Given the enormous volume of child porn images online, the Feds can't fight this scourge alone. Last year, Eliot Spitzer, the attorney general of New York, secured a guilty plea from an ISP, Buffnet, for knowingly providing its subscribers with access to child pornography. Also last year, a Texas man was sentenced to 1,335 years in prison for processing $1.4 million's worth of online child porn subscriptions in a single month.

Then there's the technology community, which could police itself. In September 2000, about 200 adult site Webmasters and Web hosters gathered in New Orleans for a conference on Internet child pornography. There, Mark Ishikawa, a panel member from BayTSP.com, a software company, demonstrated a new program that could rapidly scan photo files on servers and determine if they contained child pornography. He then announced he would give the product to anyone in the audience if they would use it. He had no takers. "They are out of control," Mr. Ishikawa says, noting that he still has had no takers. "They don't think any rules apply."

Mr. Lyman, formerly of Virtualis, argues that self-policing is not as hard as many Web-hosting companies claim. "Porn takes up a lot of bandwidth and child porn typically generates huge traffic spikes. Spotting these sites isn't that hard," he says. "It's simple economics. [Child porn] creates revenue, so hosting companies turn a blind eye."

At least one company is addressing the problem. Rackspace Managed Hosting in San Antonio, Texas, enacted a zero-tolerance policy toward Lolita sites after an article in a local newspaper disclosed how the company's servers were being misused. "We proactively scan our network for words that are likely to point to sites where children are being exploited," says Graham Weston, the CEO of Rackspace. "Lolita" is one of those words.

Justice Department nominee Mr. Flores says that companies involved in supporting the Lolita and child porn industry "are all waiting to see who will take the first hit."

But they may not have much longer to wait. The U.S. attorney general, John Ashcroft, has stated that prosecuting child pornographers is a priority. Already, U.S. law enforcement is stepping up international efforts. In March, U.S. Customs worked with the Moscow police to bust Blue Orchid, a Russian child porn Web site. And Justice Department insiders point to Mr. Flores's imminent confirmation as evidence that the Bush administration will soon aggressively prosecute child pornographers. "They're just going to start prosecuting people as a deterrent," says Mr. Taylor of the National Law Center for Children and Families. "Everybody involved with the Web sites could be indicted."

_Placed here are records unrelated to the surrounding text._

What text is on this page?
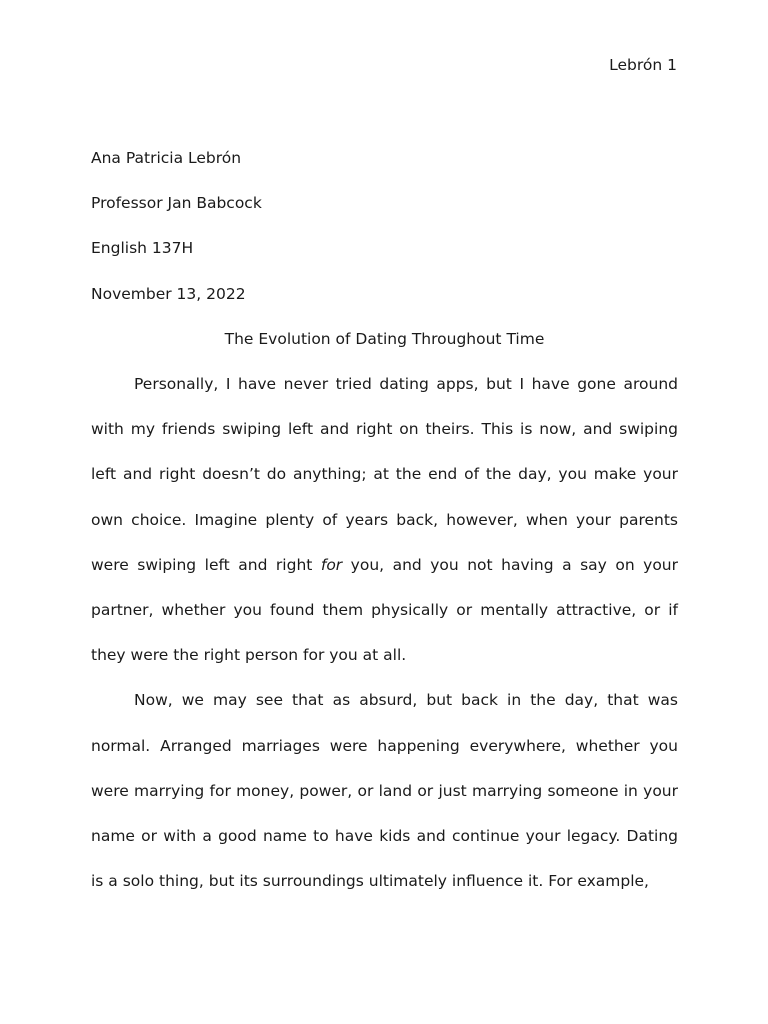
Lebrón 1

Ana Patricia Lebrón

Professor Jan Babcock

English 137H

November 13, 2022

The Evolution of Dating Throughout Time

Personally, I have never tried dating apps, but I have gone around
with my friends swiping left and right on theirs. This is now, and swiping
left and right doesn’t do anything; at the end of the day, you make your
own choice. Imagine plenty of years back, however, when your parents
were swiping left and right for you, and you not having a say on your
partner, whether you found them physically or mentally attractive, or if
they were the right person for you at all.
Now, we may see that as absurd, but back in the day, that was
normal. Arranged marriages were happening everywhere, whether you
were marrying for money, power, or land or just marrying someone in your
name or with a good name to have kids and continue your legacy. Dating
is a solo thing, but its surroundings ultimately influence it. For example,
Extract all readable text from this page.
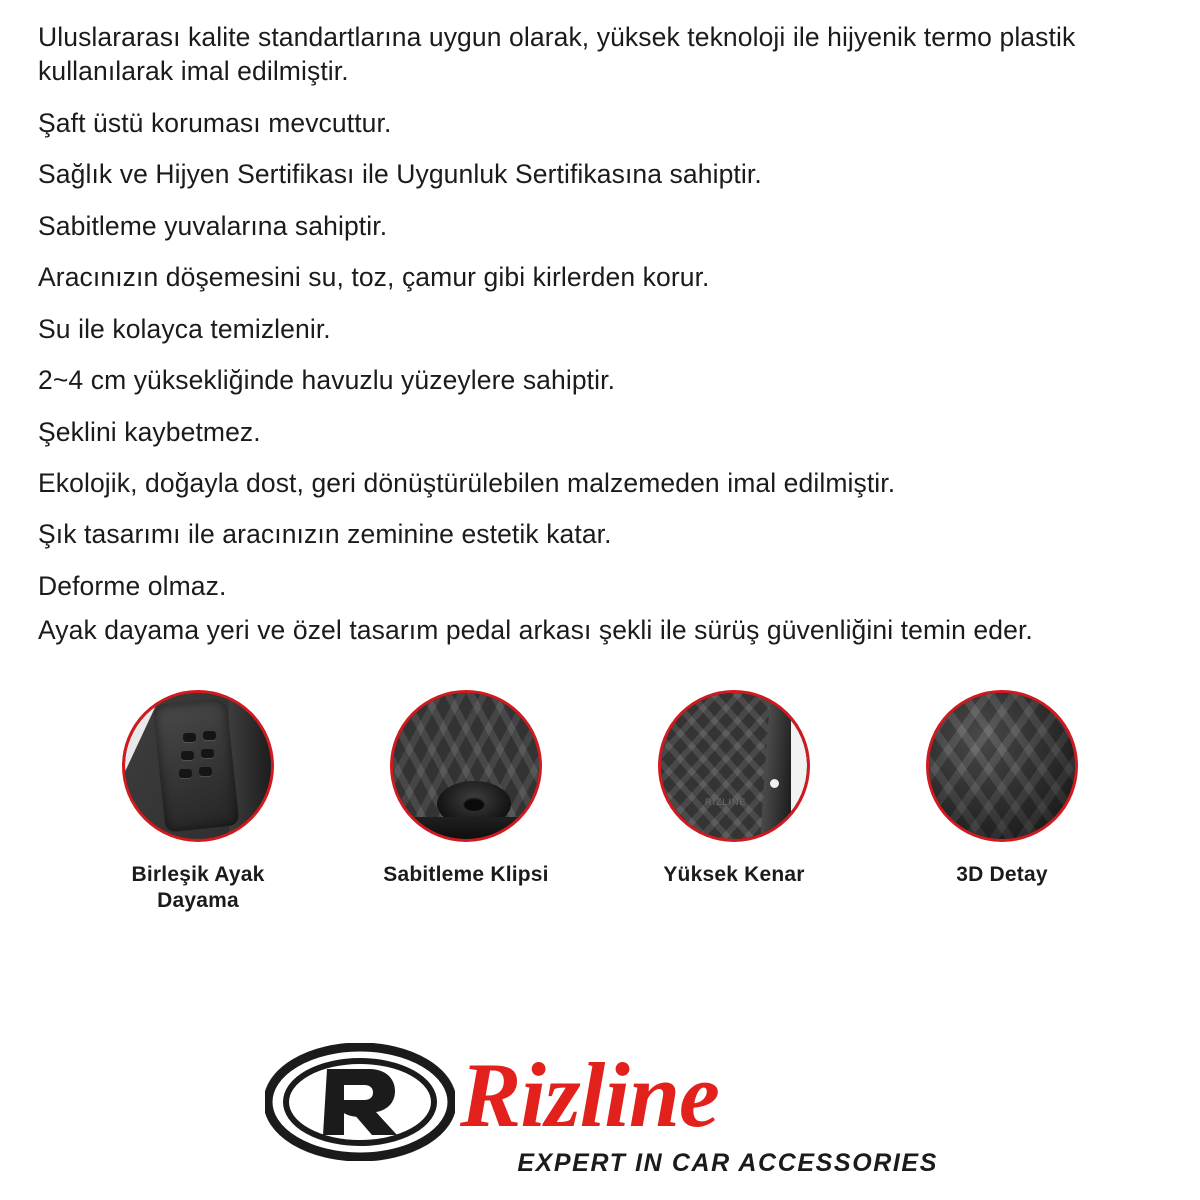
Uluslararası kalite standartlarına uygun olarak, yüksek teknoloji ile hijyenik termo plastik kullanılarak imal edilmiştir.

Şaft üstü koruması mevcuttur.

Sağlık ve Hijyen Sertifikası ile Uygunluk Sertifikasına sahiptir.

Sabitleme yuvalarına sahiptir.

Aracınızın döşemesini su, toz, çamur gibi kirlerden korur.

Su ile kolayca temizlenir.

2~4 cm yüksekliğinde havuzlu yüzeylere sahiptir.

Şeklini kaybetmez.

Ekolojik, doğayla dost, geri dönüştürülebilen malzemeden imal edilmiştir.

Şık tasarımı ile aracınızın zeminine estetik katar.

Deforme olmaz.

Ayak dayama yeri ve özel tasarım pedal arkası şekli ile sürüş güvenliğini temin eder.

Birleşik Ayak Dayama
Sabitleme Klipsi
RIZLINE
Yüksek Kenar	3D Detay
Rizline
EXPERT IN CAR ACCESSORIES
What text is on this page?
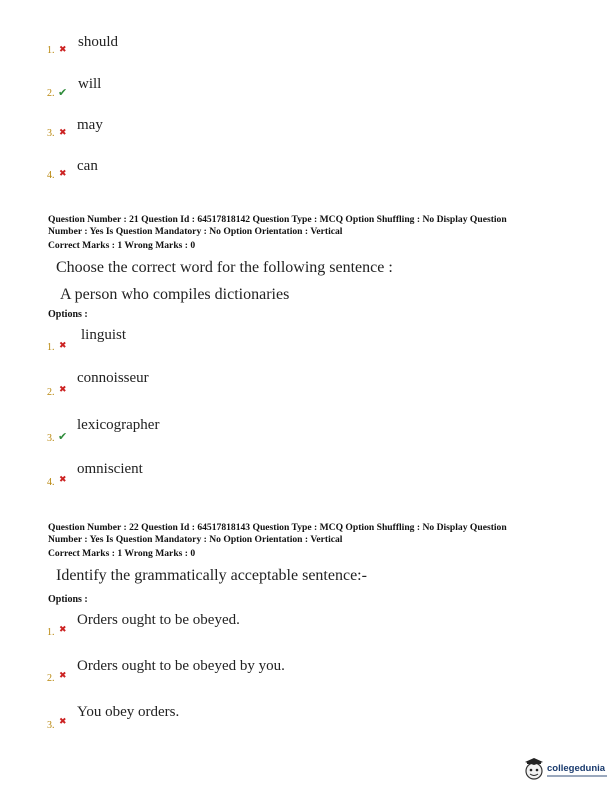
1. ✖ should
2. ✔
will
3. ✖ may
4. ✖ can
Question Number : 21 Question Id : 64517818142 Question Type : MCQ Option Shuffling : No Display Question
Number : Yes Is Question Mandatory : No Option Orientation : Vertical
Correct Marks : 1 Wrong Marks : 0
Choose the correct word for the following sentence :
A person who compiles dictionaries
Options :
1. ✖
linguist
2. ✖
connoisseur
3. ✔
lexicographer
4. ✖
omniscient
Question Number : 22 Question Id : 64517818143 Question Type : MCQ Option Shuffling : No Display Question
Number : Yes Is Question Mandatory : No Option Orientation : Vertical
Correct Marks : 1 Wrong Marks : 0
Identify the grammatically acceptable sentence:-
Options :
1. ✖
Orders ought to be obeyed.
2. ✖
Orders ought to be obeyed by you.
3. ✖
You obey orders.
collegedunia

BORIS'S WEB Meanwhile, Boris continues to operate, and argues that he is different from other Lolita site operators. "We're making art," he claims, and says the girls come from terrible living conditions, often from broken or alcoholic families. He rationalizes that the girls "feel better about themselves emotionally when they are naked."

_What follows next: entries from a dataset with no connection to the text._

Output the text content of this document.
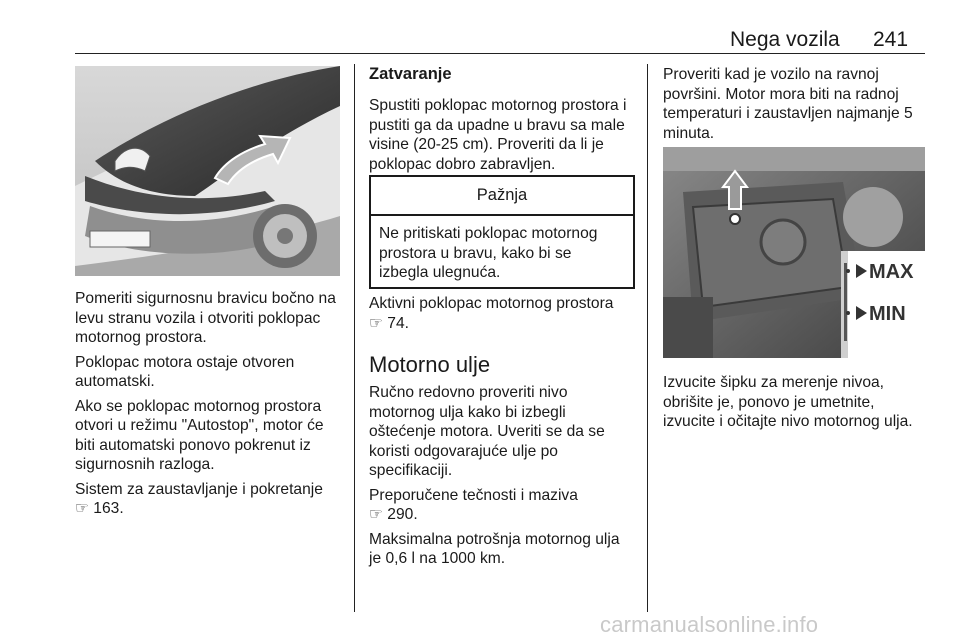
Nega vozila 241

Pomeriti sigurnosnu bravicu bočno na levu stranu vozila i otvoriti poklopac motornog prostora.

Poklopac motora ostaje otvoren automatski.

Ako se poklopac motornog prostora otvori u režimu "Autostop", motor će biti automatski ponovo pokrenut iz sigurnosnih razloga.

Sistem za zaustavljanje i pokretanje

☞ 163.

Zatvaranje
Spustiti poklopac motornog prostora i pustiti ga da upadne u bravu sa male visine (20-25 cm). Proveriti da li je poklopac dobro zabravljen.
Pažnja
Ne pritiskati poklopac motornog prostora u bravu, kako bi se izbegla ulegnuća.

Aktivni poklopac motornog prostora

☞ 74.

Motorno ulje

Ručno redovno proveriti nivo motornog ulja kako bi izbegli oštećenje motora. Uveriti se da se koristi odgovarajuće ulje po specifikaciji.

Preporučene tečnosti i maziva

☞ 290.

Maksimalna potrošnja motornog ulja je 0,6 l na 1000 km.

Proveriti kad je vozilo na ravnoj površini. Motor mora biti na radnoj temperaturi i zaustavljen najmanje 5 minuta.
MAX
MIN
Izvucite šipku za merenje nivoa, obrišite je, ponovo je umetnite, izvucite i očitajte nivo motornog ulja.
carmanualsonline.info
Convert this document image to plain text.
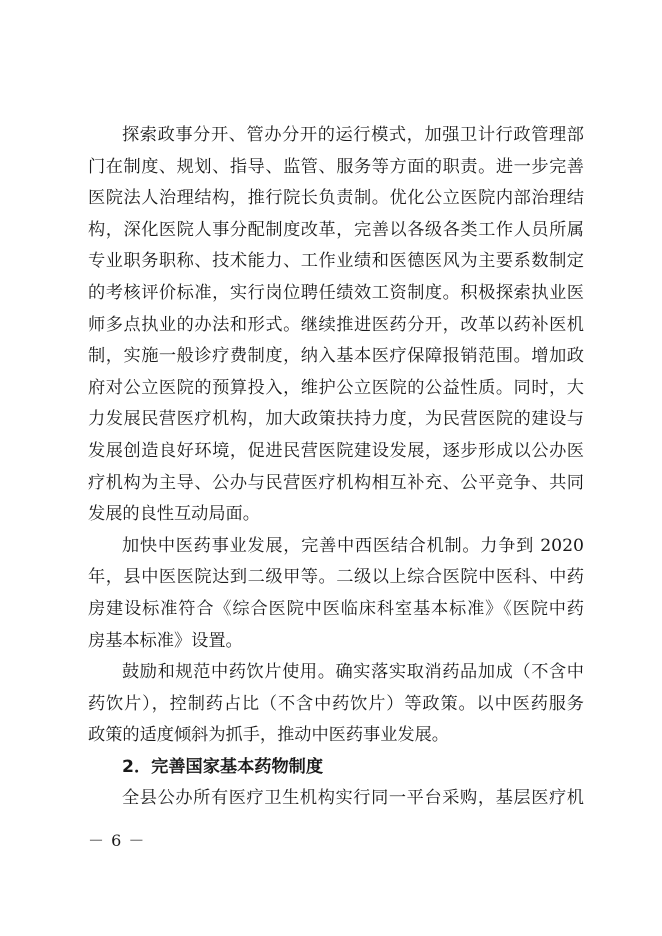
探索政事分开、管办分开的运行模式，加强卫计行政管理部
门在制度、规划、指导、监管、服务等方面的职责。进一步完善
医院法人治理结构，推行院长负责制。优化公立医院内部治理结
构，深化医院人事分配制度改革，完善以各级各类工作人员所属
专业职务职称、技术能力、工作业绩和医德医风为主要系数制定
的考核评价标准，实行岗位聘任绩效工资制度。积极探索执业医
师多点执业的办法和形式。继续推进医药分开，改革以药补医机
制，实施一般诊疗费制度，纳入基本医疗保障报销范围。增加政
府对公立医院的预算投入，维护公立医院的公益性质。同时，大
力发展民营医疗机构，加大政策扶持力度，为民营医院的建设与
发展创造良好环境，促进民营医院建设发展，逐步形成以公办医
疗机构为主导、公办与民营医疗机构相互补充、公平竞争、共同
发展的良性互动局面。
加快中医药事业发展，完善中西医结合机制。力争到 2020
年，县中医医院达到二级甲等。二级以上综合医院中医科、中药
房建设标准符合《综合医院中医临床科室基本标准》《医院中药
房基本标准》设置。
鼓励和规范中药饮片使用。确实落实取消药品加成（不含中
药饮片），控制药占比（不含中药饮片）等政策。以中医药服务
政策的适度倾斜为抓手，推动中医药事业发展。
2．完善国家基本药物制度
全县公办所有医疗卫生机构实行同一平台采购，基层医疗机
－ 6 －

Besides his freelance "models," Boris has a dozen girls under contract, with their parents' permission, he claims. He says that a typical government worker in Russia is paid $20 a month but that he pays each girl about $200 monthly. The girl keeps $50, her parents keep $50, and he keeps $100 for clothing because, he says, "you can't make good pictures with clothes that are worn out."

The girls come to his studio in teams every other weekend. They are housed in a nearby apartment. Of the two weekends per month that they visit, the girls spend one weekend being photographed, and the other, Boris claims, studying English and learning computer skills.

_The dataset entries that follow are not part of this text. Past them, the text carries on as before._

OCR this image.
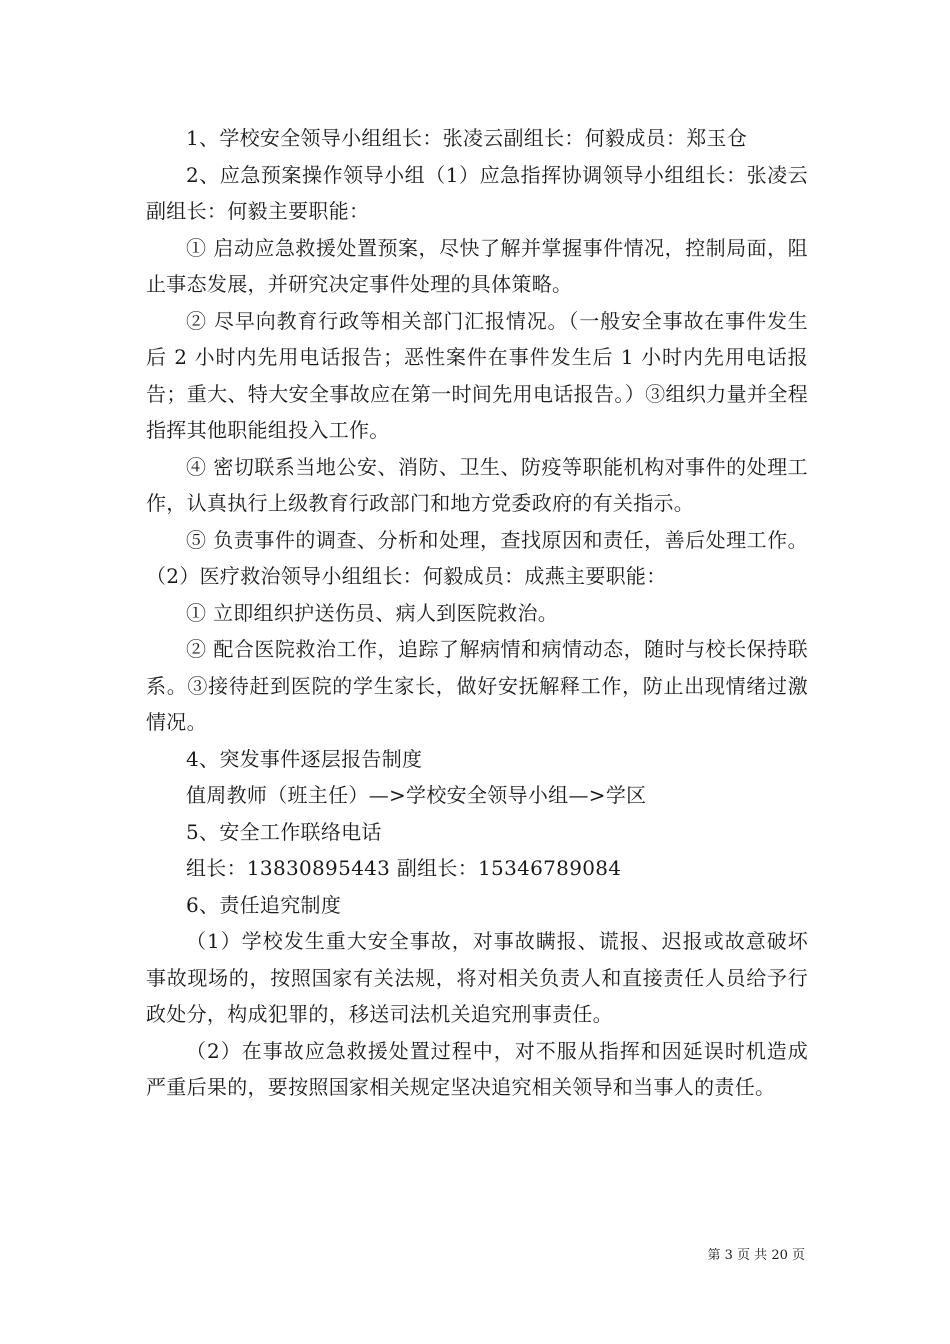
1、学校安全领导小组组长：张凌云副组长：何毅成员：郑玉仓

2、应急预案操作领导小组（1）应急指挥协调领导小组组长：张凌云副组长：何毅主要职能：

① 启动应急救援处置预案，尽快了解并掌握事件情况，控制局面，阻止事态发展，并研究决定事件处理的具体策略。

② 尽早向教育行政等相关部门汇报情况。（一般安全事故在事件发生后 2 小时内先用电话报告；恶性案件在事件发生后 1 小时内先用电话报告；重大、特大安全事故应在第一时间先用电话报告。）③组织力量并全程指挥其他职能组投入工作。

④ 密切联系当地公安、消防、卫生、防疫等职能机构对事件的处理工作，认真执行上级教育行政部门和地方党委政府的有关指示。

⑤ 负责事件的调查、分析和处理，查找原因和责任，善后处理工作。（2）医疗救治领导小组组长：何毅成员：成燕主要职能：

① 立即组织护送伤员、病人到医院救治。

② 配合医院救治工作，追踪了解病情和病情动态，随时与校长保持联系。③接待赶到医院的学生家长，做好安抚解释工作，防止出现情绪过激情况。

4、突发事件逐层报告制度

值周教师（班主任）—>学校安全领导小组—>学区

5、安全工作联络电话

组长：13830895443 副组长：15346789084

6、责任追究制度

（1）学校发生重大安全事故，对事故瞒报、谎报、迟报或故意破坏事故现场的，按照国家有关法规，将对相关负责人和直接责任人员给予行政处分，构成犯罪的，移送司法机关追究刑事责任。

（2）在事故应急救援处置过程中，对不服从指挥和因延误时机造成严重后果的，要按照国家相关规定坚决追究相关领导和当事人的责任。

第 3 页 共 20 页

Subscription revenue for Lolita pictures remain the economic engine behind Boris's three business entities: a Web-design firm, a transaction-processing company, and an umbrella organization for his three Lolita sites. His goal, he claims, is to teach each girl the skills needed to hold a legitimate, professional job.

In practice though, this goal only furthers the exploitation of these young girls. Nadia, now 17 and retired from Lolita modeling, works for Boris, photographing other young models for his Web sites. And Niki, now 14, continues to model. When asked why her older sister gave up modeling, Niki laughs and says, "She's too old."